Doença historicamente tratada com preconceito, a hanseníase já foi chamada por outro nome: lepra. Os doentes eram segregados e obrigados a viver em isolamento.
‘‘Nos séculos passados, as doenças eram mal conhecidas. A palavra lepra englobava uma série de doenças. Se chamava de lepra o que hoje chamamos de psoríase (doença que provoca manchas avermelhadas e escamas na pele), de sarna, de sífilis e também de hanseníase’’, afirma o dermatologista Diltor Opromolla, presidente dos dois congressos que estão sendo realizados em Foz do Iguaçu.
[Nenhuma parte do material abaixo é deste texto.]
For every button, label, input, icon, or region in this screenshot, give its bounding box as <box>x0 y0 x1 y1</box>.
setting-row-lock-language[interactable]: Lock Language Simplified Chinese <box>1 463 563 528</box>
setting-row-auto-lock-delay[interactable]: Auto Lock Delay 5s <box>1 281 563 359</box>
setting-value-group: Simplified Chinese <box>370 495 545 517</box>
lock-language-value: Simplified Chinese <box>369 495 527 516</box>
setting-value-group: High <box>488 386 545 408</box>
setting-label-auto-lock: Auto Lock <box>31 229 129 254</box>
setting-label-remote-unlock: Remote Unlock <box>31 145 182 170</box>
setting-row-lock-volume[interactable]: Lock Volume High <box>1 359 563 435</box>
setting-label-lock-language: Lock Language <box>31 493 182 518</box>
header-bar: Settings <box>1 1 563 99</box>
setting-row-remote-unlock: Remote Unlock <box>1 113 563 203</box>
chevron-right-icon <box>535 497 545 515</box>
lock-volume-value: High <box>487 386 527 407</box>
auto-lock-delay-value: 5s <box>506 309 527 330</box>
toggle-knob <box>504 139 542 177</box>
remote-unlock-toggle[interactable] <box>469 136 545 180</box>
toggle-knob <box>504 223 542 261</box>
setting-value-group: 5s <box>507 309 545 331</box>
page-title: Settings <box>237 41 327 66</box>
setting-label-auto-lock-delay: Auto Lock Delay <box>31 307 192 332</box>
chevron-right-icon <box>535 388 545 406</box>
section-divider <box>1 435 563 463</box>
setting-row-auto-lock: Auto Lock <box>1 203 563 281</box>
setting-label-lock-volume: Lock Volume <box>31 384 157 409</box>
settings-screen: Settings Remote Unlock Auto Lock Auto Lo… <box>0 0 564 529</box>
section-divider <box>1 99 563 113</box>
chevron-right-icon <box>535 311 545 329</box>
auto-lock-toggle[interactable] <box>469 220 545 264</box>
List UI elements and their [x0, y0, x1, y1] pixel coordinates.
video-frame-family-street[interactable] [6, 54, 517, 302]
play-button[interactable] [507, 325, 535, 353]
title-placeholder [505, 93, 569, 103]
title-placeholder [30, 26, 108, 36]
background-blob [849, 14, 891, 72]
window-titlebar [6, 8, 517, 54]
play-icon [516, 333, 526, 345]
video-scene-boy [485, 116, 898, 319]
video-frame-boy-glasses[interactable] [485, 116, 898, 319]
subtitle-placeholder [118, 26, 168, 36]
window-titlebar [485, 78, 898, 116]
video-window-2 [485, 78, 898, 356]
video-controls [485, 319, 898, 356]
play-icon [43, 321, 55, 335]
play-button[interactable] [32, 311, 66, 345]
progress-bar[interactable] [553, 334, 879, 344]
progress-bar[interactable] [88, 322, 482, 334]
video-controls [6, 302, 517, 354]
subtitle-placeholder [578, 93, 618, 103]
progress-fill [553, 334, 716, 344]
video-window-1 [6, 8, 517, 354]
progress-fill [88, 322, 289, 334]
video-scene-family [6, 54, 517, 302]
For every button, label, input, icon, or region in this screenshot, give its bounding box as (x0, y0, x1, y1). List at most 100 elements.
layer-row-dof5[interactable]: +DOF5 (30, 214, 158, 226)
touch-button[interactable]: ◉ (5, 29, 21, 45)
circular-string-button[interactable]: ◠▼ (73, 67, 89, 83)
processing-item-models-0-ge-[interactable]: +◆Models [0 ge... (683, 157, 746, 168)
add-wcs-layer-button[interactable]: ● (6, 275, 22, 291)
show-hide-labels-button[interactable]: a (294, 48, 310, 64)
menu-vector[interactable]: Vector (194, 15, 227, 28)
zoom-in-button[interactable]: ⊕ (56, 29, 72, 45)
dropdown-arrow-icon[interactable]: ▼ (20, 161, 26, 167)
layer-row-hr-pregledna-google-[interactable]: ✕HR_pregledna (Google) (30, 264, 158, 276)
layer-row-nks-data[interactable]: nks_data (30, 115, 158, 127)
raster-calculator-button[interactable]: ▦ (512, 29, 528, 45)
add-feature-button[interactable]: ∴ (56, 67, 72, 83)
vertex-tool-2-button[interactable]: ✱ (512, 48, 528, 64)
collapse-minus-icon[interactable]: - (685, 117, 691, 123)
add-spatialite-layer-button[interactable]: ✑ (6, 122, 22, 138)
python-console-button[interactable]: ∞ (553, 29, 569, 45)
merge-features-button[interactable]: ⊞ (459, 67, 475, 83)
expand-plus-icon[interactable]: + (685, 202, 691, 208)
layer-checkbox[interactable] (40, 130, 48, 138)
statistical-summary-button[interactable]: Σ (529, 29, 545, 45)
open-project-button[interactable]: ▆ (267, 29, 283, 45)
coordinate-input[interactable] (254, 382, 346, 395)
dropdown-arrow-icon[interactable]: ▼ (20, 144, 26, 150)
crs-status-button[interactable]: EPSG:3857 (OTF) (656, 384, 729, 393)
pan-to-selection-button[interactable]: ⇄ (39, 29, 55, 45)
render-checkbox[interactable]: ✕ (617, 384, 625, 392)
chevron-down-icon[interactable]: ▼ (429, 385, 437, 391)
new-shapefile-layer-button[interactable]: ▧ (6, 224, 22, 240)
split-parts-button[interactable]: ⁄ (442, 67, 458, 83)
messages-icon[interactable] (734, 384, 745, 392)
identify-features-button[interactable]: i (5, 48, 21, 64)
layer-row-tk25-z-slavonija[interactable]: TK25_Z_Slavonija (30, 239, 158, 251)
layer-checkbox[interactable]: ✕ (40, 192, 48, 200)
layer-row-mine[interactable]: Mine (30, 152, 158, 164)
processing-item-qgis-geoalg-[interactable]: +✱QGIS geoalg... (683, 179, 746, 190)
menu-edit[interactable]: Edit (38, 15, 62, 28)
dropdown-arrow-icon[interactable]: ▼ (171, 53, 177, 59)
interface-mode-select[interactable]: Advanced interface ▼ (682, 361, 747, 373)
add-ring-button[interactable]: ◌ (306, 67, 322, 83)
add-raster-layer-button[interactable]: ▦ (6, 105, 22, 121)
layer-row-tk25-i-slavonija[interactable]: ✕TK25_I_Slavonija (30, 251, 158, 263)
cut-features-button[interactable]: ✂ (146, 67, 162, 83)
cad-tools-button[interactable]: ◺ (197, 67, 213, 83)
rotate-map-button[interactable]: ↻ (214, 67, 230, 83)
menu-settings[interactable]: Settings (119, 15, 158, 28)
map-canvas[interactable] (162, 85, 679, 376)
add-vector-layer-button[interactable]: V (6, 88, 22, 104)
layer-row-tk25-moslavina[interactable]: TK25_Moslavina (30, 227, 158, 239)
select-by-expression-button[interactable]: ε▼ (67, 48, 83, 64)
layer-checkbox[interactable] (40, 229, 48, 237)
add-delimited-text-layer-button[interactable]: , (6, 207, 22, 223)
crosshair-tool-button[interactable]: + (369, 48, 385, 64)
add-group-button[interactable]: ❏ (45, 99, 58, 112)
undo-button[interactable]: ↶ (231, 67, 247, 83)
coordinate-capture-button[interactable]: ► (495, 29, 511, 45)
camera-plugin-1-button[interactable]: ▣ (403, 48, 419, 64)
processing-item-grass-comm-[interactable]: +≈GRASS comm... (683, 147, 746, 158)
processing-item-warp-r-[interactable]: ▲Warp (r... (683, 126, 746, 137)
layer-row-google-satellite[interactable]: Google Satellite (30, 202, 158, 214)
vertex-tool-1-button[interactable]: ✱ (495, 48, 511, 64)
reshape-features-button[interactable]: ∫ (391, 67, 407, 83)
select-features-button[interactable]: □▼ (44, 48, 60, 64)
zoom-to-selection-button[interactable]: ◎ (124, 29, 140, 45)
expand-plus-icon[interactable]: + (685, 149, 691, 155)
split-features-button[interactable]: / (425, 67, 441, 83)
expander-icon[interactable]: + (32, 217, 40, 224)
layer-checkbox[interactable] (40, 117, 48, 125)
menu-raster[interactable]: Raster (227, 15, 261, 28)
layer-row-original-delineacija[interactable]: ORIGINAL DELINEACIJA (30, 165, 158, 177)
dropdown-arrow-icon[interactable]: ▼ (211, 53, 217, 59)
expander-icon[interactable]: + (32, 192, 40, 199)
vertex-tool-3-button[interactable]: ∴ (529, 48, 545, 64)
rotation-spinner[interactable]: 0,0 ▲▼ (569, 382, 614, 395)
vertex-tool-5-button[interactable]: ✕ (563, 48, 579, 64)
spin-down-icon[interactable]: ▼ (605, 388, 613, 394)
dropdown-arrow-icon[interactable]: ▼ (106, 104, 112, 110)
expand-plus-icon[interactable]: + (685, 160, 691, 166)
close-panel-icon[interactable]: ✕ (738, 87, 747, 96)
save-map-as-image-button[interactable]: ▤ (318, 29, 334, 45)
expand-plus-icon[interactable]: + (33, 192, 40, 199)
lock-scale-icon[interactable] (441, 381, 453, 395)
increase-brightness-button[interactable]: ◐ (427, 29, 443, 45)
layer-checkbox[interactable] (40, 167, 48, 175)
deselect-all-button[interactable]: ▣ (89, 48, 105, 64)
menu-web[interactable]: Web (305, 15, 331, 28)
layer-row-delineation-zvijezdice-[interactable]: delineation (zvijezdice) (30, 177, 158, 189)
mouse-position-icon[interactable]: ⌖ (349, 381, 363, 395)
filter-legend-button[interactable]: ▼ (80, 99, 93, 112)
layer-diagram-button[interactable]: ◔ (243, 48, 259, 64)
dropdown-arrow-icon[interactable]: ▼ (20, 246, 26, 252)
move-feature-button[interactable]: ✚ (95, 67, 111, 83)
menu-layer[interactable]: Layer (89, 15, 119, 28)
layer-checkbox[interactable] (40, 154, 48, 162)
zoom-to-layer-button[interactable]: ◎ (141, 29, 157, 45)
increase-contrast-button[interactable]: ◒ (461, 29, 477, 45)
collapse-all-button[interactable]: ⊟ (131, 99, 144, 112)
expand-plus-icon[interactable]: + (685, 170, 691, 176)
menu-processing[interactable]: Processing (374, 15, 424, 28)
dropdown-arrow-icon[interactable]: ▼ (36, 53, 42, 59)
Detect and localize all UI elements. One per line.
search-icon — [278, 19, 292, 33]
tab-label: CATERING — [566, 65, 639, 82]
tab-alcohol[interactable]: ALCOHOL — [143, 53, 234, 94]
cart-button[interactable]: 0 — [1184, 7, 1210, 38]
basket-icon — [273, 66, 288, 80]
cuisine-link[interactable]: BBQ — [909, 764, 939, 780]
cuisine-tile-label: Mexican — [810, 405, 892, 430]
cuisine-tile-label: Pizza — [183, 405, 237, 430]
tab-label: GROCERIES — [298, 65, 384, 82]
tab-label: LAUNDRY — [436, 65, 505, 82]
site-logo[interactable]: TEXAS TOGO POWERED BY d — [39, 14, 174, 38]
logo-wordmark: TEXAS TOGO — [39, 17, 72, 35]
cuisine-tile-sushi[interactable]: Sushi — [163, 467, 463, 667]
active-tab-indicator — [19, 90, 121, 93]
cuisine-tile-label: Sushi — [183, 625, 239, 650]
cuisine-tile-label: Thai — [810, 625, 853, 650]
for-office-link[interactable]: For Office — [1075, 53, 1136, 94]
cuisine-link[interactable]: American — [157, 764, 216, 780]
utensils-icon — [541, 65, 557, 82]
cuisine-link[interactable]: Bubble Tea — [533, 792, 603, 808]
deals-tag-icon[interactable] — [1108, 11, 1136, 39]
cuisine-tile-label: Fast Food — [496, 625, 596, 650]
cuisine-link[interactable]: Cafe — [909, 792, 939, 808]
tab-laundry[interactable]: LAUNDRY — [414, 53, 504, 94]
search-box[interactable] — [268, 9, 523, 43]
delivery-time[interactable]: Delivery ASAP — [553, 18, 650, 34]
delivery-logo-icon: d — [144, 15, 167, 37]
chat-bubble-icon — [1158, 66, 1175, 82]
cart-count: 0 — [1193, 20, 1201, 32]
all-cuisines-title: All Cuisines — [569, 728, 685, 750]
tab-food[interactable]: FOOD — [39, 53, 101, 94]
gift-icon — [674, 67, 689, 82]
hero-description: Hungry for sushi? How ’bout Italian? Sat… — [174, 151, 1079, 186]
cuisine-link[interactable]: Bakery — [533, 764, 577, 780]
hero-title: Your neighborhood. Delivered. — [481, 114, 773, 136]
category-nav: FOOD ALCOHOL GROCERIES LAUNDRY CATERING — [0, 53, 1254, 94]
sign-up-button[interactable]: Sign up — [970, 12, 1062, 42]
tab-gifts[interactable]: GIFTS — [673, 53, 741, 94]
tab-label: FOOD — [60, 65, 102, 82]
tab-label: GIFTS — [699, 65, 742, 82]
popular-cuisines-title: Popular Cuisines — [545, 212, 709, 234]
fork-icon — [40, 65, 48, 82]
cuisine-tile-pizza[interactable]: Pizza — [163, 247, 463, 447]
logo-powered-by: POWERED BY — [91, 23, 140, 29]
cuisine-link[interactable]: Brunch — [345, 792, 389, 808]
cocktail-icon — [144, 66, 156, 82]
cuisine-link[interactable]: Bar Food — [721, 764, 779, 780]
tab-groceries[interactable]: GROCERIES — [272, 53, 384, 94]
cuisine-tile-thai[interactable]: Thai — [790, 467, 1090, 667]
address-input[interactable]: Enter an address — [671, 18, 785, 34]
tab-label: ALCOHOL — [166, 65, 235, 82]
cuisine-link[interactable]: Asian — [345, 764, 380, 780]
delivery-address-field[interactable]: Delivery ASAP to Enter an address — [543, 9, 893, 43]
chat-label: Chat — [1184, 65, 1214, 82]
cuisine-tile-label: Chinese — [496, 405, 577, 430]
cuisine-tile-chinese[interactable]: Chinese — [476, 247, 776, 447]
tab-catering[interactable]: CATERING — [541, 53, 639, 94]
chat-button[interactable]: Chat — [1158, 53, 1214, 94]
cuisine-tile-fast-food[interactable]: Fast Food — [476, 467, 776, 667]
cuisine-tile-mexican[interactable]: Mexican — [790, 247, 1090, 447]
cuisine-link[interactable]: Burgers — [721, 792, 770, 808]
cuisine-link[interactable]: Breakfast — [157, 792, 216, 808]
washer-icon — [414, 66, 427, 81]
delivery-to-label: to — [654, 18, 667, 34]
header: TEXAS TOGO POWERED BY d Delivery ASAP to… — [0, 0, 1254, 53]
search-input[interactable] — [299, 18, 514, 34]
Opromolla é diretor da Divisão de Pesquisa e Ensino do Instituto de Dermatologia Lauro de Souza Lima, de Bauru (SP). O órgão, um dos mais conceituados do Brasil na área, é administrado pela Secretaria de Saúde do Estado de São Paulo.
Segundo o pesquisador, à medida em que as doenças foram sendo estudadas e rotuladas, a hanseníase permaneceu ‘‘carregando toda a carga preconceituosa’’ que envolvia o conjunto de moléstias que eram englobadas pelo conceito da lepra.
‘‘Agora isso está mudando devido às melhorias nos tratamentos terapêuticos e no esforço que está sendo desenvolvido para a eliminação da doença’’, afirma Opromolla.